„Scholz packt das an.“ – mit diesem Slogan ist der jetzige Bundeskanzler in den Wahlkampf gezogen. Ein Großteil der Bevölkerung – das zeigen seine schlechten Umfragewerte der letzten Tage – hat ganz offensichtlich Zweifel, ob Olaf Scholz dieser Handlungsmaxime wirklich noch folgt. Und das in einer Situation, in der es um Krieg oder Frieden geht.
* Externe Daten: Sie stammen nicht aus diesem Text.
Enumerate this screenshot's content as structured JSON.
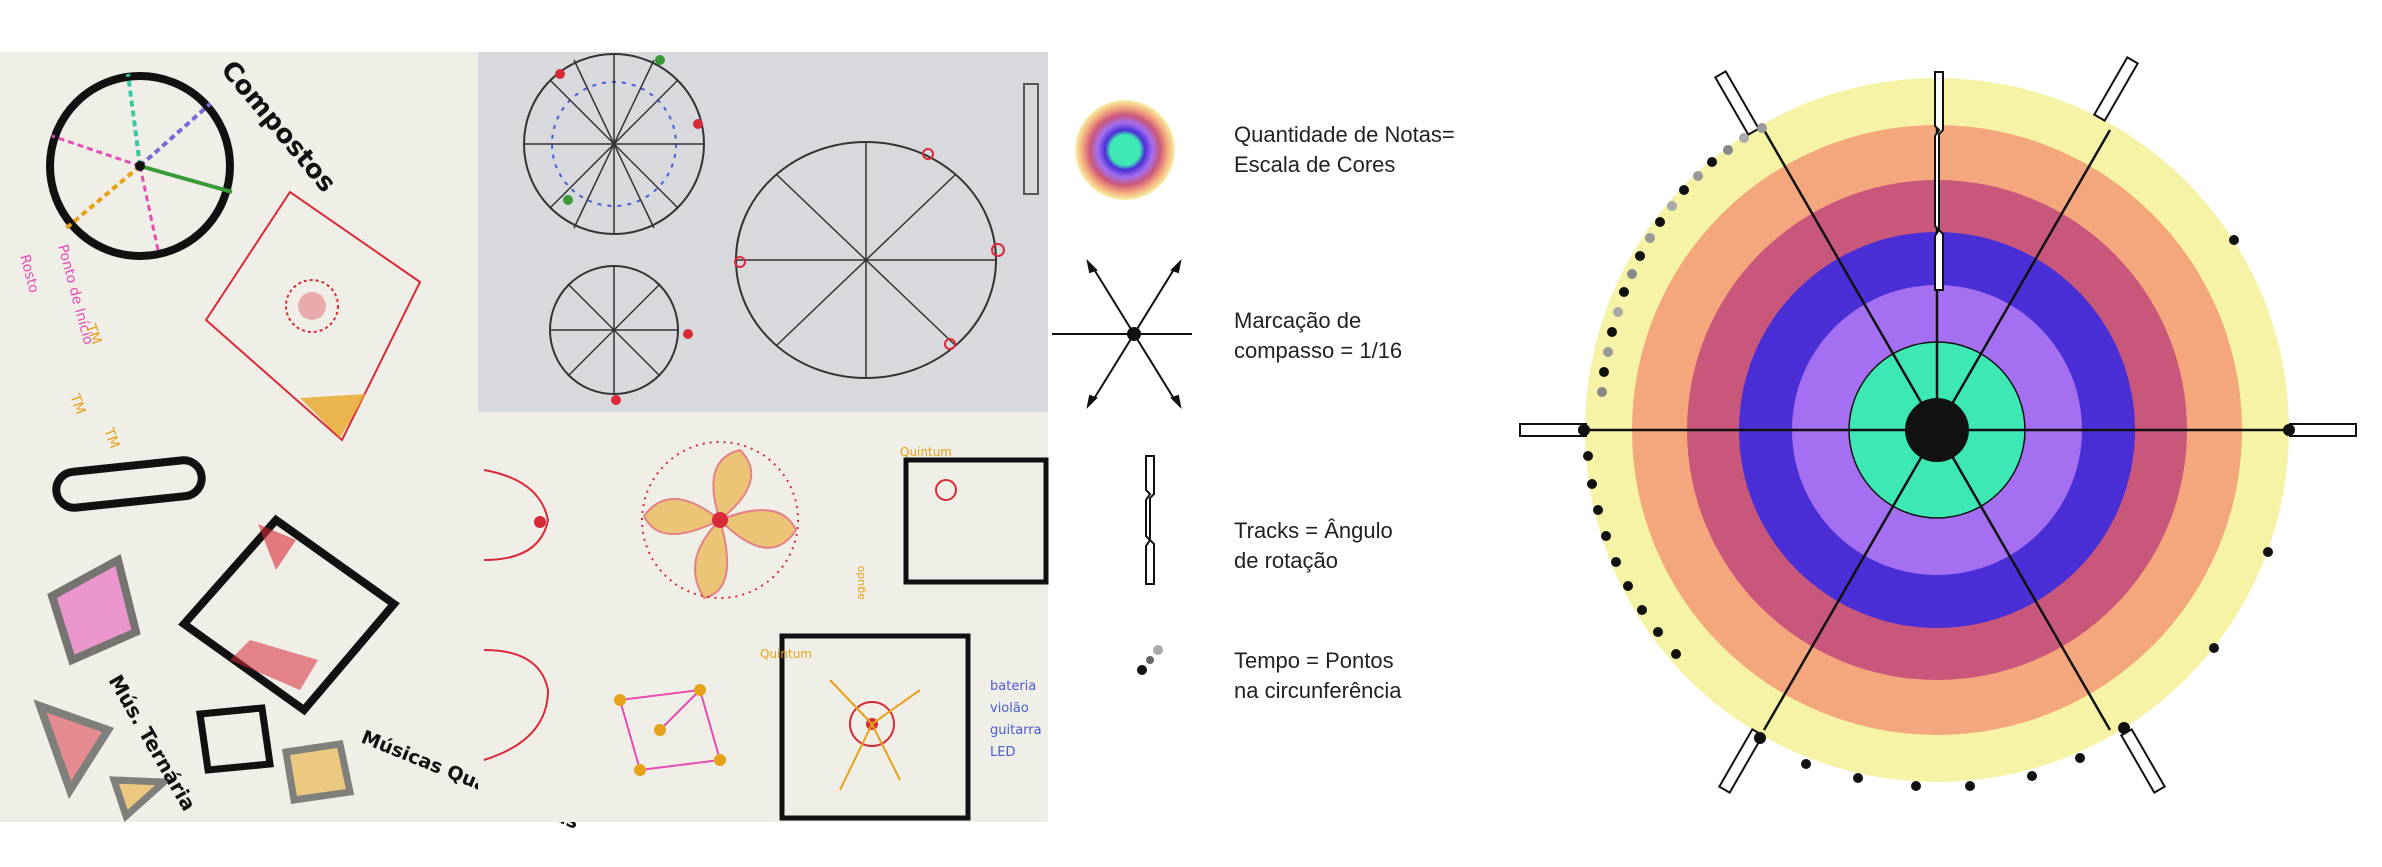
{
  "sketches": {
    "top_left": {
      "title": "Compostos",
      "note": "Ponto de Início",
      "note2": "Rosto",
      "tm_marks": [
        "TM",
        "TM",
        "TM"
      ]
    },
    "bottom_left": {
      "label_ternaria": "Mús. Ternária",
      "label_quaternaria": "Músicas Quaternárias"
    },
    "bottom_right": {
      "label_quintum": "Quintum",
      "label_quintum_top": "Quintum",
      "instruments": [
        "bateria",
        "violão",
        "guitarra",
        "LED"
      ],
      "side_label": "agudo"
    }
  },
  "legend": {
    "items": [
      {
        "line1": "Quantidade de Notas=",
        "line2": "Escala de Cores",
        "icon": "color-scale-icon"
      },
      {
        "line1": "Marcação de",
        "line2": "compasso = 1/16",
        "icon": "measure-marker-icon"
      },
      {
        "line1": "Tracks = Ângulo",
        "line2": "de rotação",
        "icon": "track-rotation-icon"
      },
      {
        "line1": "Tempo = Pontos",
        "line2": "na circunferência",
        "icon": "time-dots-icon"
      }
    ]
  },
  "colors": {
    "ring_yellow": "#f6f3a6",
    "ring_orange": "#f4a77c",
    "ring_rose": "#c9577c",
    "ring_blue": "#4a2fd6",
    "ring_violet": "#a46ff0",
    "ring_teal": "#3ee8b5",
    "center": "#111111",
    "paper": "#f0efe7",
    "paper_gray": "#d7d9dd",
    "ink_red": "#d92a3a",
    "ink_orange": "#e8a21a",
    "ink_blue": "#4a5cd6",
    "ink_pink": "#e64db5"
  }
}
Das Volk verlangt nach klaren Worten
Natürlich hat jeder Bundeskanzler sein ganz eigenes Führungscharisma. Olaf Scholz ist eben Olaf Scholz und nicht einer seiner Vorgänger. Und der Bundeskanzler selbst scheint offenbar davon überzeugt, dass er in der für ihn typischen Zurückhaltung – möglichst wenig Worte machen, klare Positionierungen vermeiden – genau jene Führungsstärke zeigt, die ihn bisher in seinem politischen Leben immer weiter gebracht hat.
Die aktuelle Krisensituation zwischen Russland und der Ukraine ist aber kein Bundestagswahlkampf bei dem er sich mit einer solchen Taktik zum Sieg durchwursteln kann. Angesichts einer Kriegsgefahr verlangt das Volk nach klaren Worten des Kanzlers. Wer in diesen Tagen mit älteren Menschen spricht, die selbst noch den Zweiten Weltkrieg erlebt haben, kann erfahren, wie sehr auch in Deutschland die Angst umgeht, dass das, was über Jahrzehnte unmöglich schien, plötzlich Realität werden könnte: ein Krieg in Europa. Ein Kanzler ist eben nicht nur der leitende Angestellte der Deutschland AG, der mehr oder weniger technokratisch effektiv die Geschäfte führt. Ein Kanzler muss auch ein Psychologe sein, der die Ängste in der Bevölkerung erkennt, auf diese Sorgen reagiert und so Vertrauen in seine Politik erzeugt.
Die Menschen wollen wissen, wofür Olaf Scholz steht und nach welchen Maximen er ihr Land führt. Der Bundespräsident ist gestern über seinen Schatten gesprungen und hat klare Worte gefunden. Die nächsten Tage werden zeigen, ob Olaf Scholz nachzieht oder weiter blass bleibt.